Moreover, they made the connection between economic and educational disadvantage. Tom was a union activist who saw the movement delivering, clearly and practically, for those it served. Wherever a branch of the Agricultural Workers’ Union sprang up, the wages, conditions and opportunities of farm labourers improved dramatically.  

This belief in the fundamentally transformative role of the trade unions, reforging material conditions and lifting the intellectual horizons of our people, is something that we seem to have lost in recent years, as our self-confidence haemorrhaged in the face of industrial and political defeats, ideologically-driven de-industrialisation and the watering down of our own core beliefs.  

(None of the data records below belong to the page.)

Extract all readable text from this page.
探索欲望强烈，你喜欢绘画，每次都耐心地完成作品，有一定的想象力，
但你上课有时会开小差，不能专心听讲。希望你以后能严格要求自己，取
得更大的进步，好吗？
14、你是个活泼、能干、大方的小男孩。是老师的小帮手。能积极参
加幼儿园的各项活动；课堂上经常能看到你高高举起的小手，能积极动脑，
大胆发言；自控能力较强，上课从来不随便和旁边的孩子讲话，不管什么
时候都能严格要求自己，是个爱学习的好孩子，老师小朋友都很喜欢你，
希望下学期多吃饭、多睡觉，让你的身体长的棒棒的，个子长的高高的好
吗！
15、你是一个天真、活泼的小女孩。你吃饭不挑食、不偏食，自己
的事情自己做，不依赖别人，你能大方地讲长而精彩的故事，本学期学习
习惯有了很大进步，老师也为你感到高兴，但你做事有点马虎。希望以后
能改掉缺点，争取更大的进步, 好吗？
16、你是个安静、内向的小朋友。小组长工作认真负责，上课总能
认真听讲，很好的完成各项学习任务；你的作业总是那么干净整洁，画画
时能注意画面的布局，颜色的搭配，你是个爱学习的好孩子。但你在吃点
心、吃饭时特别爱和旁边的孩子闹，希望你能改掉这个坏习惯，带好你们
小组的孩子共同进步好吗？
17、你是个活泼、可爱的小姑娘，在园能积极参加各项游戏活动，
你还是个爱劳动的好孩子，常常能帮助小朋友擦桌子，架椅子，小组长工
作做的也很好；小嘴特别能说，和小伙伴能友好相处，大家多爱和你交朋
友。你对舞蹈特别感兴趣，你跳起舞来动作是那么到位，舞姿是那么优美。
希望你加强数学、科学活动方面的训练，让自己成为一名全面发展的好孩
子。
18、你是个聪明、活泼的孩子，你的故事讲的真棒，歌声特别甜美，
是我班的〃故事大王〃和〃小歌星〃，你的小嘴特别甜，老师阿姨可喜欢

British engineering once made us the “workshop of the world” and transformed the countryside, providing opportunity to the children of Burston. But financialisation and a rentier economy that owes more to the luck of the gambler at the casino tables than reasoned economic planning is tearing us apart.  

The current fracturing of supply chains, skyrocketing energy bills and spiralling wage and living conditions should be the wake-up call for the labour movement.  

We need to understand that neoliberalism, the new imperialism cloaked as “globalisation” and the language of our own deference through industrial partnership, are not the answer. Just like the Higdons — who risked their all — we should once again “dare to be a Daniel” in the fight between the forces of labour and capital.  

This will necessitate hard choices and will be predicated upon the ability to speak and fight for our individual and collective, union memberships in the days ahead.  

It means matching our compassion with a clarity of vision — just as the Higdons did — and not being afraid to engage with challenging ideas and new intellectual currents.  

The days of bluff “workerism” are over: dead, gone and buried before they can bury us. Instead, the left needs to be at the cutting edge on every front: in engineering, the sciences, in the arts, while the unions deliver — day-in and day-out — for their members and their families.  

We are there to raise folk up, not to limit them or pull them down. In this manner, there are few more fitting tributes to the power and the capacity of the labour movement than Burston.  

Whereas so many village maypoles were replaced, after the cataclysm of WWI, with memorials to the fallen — acknowledging the destruction of a rural way of life — in Burston there was new hope, fired by socialism, pure and simple, and symbolised by the building, instead, of a new school upon the village green. This is socialism, vested in a future, not in the past.